Different needs, different instruments
The member organizations of NpM offer a wide variety of instruments to support inclusive finance. These instruments include:
- Short and long term loans to finance loan portfolio, expansion and sometimes running costs;
- Equity investments in microfinance institutions (MFIs);
- Guarantees to enable organizations to attract national and international funding;
- Seed capital to start up new MFIs; and
- Grants for technical assistance, investments and research.
The appropriate instrument for an MFI is determined by its developing stage and the focus of the platform member involved. The diversity in instruments and expertise of the NpM members enables them to support MFIs according to their needs.
Explanation of the instruments
- Grants are an important instrument for beginning and upcoming MFIs to improve their maturity and professionalism. They are also important in funding innovation for specific products or attending new market segments. The final aim is that MFIs can operate independently and attract their own funds.

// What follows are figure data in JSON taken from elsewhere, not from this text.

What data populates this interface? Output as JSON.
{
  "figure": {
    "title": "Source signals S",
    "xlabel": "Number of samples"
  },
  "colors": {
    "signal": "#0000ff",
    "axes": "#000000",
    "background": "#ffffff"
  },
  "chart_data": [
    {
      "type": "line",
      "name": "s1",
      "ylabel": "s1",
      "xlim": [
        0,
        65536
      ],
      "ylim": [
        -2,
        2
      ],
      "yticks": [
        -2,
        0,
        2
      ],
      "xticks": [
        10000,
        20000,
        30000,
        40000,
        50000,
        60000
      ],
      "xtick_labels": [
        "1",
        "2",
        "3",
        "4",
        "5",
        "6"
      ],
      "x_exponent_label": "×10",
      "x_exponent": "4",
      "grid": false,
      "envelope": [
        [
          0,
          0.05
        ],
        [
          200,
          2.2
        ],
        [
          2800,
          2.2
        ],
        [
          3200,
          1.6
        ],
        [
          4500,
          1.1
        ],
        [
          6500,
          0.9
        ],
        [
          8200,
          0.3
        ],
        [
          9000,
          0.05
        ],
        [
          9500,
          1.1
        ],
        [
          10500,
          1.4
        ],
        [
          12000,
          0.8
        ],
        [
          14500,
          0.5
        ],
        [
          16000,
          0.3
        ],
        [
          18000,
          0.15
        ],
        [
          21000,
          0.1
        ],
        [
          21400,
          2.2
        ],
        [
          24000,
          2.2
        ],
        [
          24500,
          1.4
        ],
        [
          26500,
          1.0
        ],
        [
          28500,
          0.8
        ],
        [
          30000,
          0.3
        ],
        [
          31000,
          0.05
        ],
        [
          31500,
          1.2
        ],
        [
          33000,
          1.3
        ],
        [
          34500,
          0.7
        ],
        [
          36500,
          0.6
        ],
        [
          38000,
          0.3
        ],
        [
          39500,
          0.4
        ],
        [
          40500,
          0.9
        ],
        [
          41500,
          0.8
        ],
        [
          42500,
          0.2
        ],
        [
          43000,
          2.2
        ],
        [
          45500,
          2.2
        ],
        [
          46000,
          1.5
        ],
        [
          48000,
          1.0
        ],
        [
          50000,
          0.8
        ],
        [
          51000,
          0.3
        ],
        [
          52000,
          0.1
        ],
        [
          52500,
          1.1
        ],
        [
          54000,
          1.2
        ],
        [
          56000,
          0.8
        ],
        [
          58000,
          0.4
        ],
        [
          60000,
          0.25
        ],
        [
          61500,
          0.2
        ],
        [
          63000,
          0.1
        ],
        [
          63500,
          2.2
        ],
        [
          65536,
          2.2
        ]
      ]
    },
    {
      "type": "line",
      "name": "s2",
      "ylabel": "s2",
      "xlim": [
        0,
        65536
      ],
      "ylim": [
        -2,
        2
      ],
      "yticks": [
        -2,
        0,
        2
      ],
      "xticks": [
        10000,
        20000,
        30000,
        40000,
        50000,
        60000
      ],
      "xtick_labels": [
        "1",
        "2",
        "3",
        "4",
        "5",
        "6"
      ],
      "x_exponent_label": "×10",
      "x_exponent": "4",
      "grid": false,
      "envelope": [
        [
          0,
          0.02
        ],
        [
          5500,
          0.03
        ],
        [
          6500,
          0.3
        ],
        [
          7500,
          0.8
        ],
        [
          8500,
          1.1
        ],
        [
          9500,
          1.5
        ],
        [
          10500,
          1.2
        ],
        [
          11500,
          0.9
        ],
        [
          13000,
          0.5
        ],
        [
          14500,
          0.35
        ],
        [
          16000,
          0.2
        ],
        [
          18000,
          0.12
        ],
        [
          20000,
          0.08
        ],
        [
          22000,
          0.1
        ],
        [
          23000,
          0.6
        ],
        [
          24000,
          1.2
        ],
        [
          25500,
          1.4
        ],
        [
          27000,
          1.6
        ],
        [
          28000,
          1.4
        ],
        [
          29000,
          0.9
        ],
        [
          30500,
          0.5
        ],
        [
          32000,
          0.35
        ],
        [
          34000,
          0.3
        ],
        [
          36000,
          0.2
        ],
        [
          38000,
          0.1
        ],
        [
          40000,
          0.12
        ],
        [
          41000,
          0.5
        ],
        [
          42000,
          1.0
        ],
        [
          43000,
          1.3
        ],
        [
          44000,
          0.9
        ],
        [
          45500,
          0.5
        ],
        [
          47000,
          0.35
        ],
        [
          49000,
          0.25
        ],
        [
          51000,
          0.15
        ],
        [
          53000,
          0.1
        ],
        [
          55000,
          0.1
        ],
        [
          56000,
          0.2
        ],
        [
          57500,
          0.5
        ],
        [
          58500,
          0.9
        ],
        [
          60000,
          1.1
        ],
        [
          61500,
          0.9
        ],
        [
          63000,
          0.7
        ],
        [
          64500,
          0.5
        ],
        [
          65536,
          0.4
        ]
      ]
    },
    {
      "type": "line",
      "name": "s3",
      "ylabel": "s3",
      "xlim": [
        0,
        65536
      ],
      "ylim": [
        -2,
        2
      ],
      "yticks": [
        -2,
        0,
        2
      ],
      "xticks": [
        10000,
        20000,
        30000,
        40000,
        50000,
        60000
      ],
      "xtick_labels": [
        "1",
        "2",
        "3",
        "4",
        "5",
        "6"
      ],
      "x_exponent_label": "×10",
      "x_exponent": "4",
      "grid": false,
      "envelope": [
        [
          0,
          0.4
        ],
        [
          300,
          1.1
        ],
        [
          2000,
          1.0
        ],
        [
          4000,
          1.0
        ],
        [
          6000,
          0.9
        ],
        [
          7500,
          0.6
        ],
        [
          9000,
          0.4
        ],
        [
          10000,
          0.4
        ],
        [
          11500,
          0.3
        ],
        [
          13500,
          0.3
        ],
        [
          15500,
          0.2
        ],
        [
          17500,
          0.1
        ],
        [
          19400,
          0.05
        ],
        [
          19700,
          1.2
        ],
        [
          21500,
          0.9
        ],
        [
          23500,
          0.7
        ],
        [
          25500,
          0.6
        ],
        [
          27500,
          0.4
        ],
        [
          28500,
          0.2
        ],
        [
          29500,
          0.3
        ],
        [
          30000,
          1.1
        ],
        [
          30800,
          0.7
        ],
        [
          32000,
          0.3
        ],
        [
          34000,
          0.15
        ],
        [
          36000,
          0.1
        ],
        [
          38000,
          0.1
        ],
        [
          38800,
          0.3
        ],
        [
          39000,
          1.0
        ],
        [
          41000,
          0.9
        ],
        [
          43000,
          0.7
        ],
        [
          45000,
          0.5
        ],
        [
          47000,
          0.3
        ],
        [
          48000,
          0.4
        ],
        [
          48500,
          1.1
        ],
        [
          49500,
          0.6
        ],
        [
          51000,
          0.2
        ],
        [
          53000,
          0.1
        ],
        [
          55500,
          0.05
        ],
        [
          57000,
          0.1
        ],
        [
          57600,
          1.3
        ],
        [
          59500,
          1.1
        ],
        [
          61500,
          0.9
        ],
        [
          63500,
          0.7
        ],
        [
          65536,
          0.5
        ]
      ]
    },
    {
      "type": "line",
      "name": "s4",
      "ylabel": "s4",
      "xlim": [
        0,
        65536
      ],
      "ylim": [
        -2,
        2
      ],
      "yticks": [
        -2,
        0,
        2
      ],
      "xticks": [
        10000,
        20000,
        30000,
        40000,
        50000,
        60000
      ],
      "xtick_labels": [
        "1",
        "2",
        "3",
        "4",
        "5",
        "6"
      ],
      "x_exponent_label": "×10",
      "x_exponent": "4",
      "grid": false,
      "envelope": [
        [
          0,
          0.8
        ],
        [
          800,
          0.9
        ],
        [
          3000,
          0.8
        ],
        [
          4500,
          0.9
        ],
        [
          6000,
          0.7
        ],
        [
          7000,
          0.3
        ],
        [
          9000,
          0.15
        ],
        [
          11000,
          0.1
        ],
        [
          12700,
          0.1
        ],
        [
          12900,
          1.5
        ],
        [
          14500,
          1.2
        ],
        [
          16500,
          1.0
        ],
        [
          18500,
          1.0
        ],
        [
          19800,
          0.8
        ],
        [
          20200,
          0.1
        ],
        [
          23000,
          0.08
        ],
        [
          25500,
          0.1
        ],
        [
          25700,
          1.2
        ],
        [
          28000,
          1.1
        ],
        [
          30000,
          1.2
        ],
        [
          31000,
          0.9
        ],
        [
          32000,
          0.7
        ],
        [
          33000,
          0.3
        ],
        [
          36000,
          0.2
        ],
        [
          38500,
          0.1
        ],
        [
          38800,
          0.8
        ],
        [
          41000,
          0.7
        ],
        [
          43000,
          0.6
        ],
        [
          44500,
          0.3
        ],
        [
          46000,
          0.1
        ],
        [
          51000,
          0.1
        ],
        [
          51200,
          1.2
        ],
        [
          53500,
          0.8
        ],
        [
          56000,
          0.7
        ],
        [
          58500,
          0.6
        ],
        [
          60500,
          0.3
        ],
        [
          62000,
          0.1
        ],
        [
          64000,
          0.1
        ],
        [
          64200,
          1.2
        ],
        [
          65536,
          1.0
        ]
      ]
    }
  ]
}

- Guarantees are provided to serve as a channel between an investor and an MFI that would otherwise have limited access to financing its loan portfolio. Guarantees are intended to stimulate lending to market segments that are considered risky.
- Debt financing instruments in the microfinance sector are mainly provided for ‘on-lending to clients’ meaning that these loans for MFIs are intended to provide credit to their customers.
- As MFIs grow and want to provide more loans, they need equity, or own capital, to remain at a healthy solvency level.